The Bust of Hunfalvy

At the main entrance of the building we can see the bust of the 50-year old  geographer in his prime. There is a story behind the statue. Certain beliefs have been related to it since generations of students. The bust was popular from the first moment. Since the unveiling a special ritual has been tied to it: the one who strokes the nose in the morning upon entering the school will not have to give an oral report that day.

  

The bright shining nose is showing that the ritual is still going on. It symbolizes the unity of the founder and name giver Hunfalvy János and the institution. Every year on Hunfalvy day we lay the wreath of remembrance on the bust.

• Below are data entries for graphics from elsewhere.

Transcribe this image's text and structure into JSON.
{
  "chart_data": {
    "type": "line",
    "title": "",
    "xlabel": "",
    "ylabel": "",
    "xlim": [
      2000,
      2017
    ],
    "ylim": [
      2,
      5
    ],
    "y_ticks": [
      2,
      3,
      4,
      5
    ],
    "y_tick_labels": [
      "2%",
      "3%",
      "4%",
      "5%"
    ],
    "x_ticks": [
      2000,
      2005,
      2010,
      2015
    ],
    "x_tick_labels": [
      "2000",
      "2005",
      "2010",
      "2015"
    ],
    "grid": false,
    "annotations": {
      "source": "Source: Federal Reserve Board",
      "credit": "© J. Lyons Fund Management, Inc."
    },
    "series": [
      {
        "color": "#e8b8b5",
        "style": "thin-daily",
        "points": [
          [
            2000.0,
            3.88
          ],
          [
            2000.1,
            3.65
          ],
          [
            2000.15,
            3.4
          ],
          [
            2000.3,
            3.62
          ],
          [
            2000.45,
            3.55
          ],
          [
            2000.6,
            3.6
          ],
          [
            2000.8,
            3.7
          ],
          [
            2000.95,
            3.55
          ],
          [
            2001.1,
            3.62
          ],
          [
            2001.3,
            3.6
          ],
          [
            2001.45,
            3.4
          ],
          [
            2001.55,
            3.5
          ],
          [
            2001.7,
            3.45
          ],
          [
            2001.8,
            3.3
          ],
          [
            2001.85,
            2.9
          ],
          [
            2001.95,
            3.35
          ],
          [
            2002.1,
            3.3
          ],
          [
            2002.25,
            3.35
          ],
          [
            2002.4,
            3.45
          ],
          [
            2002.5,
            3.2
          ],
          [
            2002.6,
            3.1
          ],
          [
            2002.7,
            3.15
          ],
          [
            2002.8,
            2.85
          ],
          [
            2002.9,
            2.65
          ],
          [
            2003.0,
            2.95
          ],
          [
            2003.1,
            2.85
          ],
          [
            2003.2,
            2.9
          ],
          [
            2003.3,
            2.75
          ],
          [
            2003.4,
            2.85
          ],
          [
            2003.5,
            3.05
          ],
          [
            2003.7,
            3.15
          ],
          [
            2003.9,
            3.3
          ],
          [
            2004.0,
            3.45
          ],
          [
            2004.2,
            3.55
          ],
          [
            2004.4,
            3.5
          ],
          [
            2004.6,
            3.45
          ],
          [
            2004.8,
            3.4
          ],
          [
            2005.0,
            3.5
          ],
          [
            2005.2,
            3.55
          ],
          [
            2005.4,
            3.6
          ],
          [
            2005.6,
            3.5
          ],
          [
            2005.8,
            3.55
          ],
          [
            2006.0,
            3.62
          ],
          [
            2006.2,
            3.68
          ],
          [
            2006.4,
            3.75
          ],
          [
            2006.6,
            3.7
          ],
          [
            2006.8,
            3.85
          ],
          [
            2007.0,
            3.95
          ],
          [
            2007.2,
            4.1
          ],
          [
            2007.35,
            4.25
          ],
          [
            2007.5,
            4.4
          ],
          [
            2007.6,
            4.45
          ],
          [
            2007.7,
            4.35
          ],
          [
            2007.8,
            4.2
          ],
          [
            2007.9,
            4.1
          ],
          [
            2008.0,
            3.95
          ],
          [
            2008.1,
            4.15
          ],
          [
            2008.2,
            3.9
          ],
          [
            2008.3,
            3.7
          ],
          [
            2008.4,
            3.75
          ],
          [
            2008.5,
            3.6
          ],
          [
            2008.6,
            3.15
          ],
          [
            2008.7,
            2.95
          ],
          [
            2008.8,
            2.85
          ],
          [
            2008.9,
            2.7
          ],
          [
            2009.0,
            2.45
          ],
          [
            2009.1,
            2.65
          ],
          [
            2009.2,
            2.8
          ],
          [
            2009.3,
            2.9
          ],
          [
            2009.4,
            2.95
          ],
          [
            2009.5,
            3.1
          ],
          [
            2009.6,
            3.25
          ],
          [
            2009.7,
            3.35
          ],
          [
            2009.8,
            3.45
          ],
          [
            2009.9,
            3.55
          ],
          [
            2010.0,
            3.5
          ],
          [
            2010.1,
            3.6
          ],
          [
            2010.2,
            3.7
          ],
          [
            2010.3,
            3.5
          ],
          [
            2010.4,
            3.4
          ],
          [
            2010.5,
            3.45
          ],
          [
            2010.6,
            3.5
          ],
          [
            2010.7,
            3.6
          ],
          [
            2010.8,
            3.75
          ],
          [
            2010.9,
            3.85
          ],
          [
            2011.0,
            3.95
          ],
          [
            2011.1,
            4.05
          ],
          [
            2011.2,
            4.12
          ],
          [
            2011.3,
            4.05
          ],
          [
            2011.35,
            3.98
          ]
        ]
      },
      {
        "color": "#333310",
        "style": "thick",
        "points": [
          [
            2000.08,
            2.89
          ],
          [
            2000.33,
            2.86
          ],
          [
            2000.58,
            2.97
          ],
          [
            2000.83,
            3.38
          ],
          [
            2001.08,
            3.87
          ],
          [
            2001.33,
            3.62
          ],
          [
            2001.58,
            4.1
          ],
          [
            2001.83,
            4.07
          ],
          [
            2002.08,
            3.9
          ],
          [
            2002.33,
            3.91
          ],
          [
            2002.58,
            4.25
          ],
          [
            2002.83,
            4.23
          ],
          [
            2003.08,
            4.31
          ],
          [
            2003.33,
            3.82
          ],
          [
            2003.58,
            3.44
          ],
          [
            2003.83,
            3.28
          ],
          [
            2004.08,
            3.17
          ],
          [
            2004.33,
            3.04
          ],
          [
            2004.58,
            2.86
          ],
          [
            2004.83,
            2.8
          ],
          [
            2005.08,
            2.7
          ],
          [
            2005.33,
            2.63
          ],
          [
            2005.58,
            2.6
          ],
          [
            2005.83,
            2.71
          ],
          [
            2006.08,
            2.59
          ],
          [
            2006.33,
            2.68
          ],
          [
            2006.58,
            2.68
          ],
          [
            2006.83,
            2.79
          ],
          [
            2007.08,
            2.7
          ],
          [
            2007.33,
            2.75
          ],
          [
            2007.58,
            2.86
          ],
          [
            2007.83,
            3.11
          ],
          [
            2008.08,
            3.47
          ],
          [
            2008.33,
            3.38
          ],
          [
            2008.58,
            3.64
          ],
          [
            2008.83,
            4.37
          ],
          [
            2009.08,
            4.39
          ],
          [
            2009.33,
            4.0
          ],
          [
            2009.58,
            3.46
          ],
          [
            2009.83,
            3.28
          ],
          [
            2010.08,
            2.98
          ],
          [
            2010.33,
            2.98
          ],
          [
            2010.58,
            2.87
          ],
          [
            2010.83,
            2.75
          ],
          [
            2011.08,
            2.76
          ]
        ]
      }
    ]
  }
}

A Hunfalvy statue was first erected in 1942 in our school. However, this masterpiece was destroyed during the Second World War and only the title pages of the yearbooks keep its memory. In the 1950-s sculptor Ferenczy Béla György originally used plaster to make the bust we can see today. The casting was never made and the bust itself was later stored in the attic. This is where Tallós Tibor, deputy headmaster found it in the 1970-s. With the help of the headmistress, Bernáth Lászlóné,  he launched a movement to cast the bust in bronze. Encouraged by them the students of the school began collecting metal when Eke Erzsébet, a student who graduated in 1968, offered three quarters of the necessary quantity of bronze to finish the statue.The casting was helped by a parent Marczy Antal whose two children had also attended the school. The bust was finalized in the foundry of the Fine Art Funds in Szeged. It does not only honour the memory of Hunfalvy János but also symbolically links up the students, the teachers and the headmistress of the 70-s with all-time people at Hunfalvy.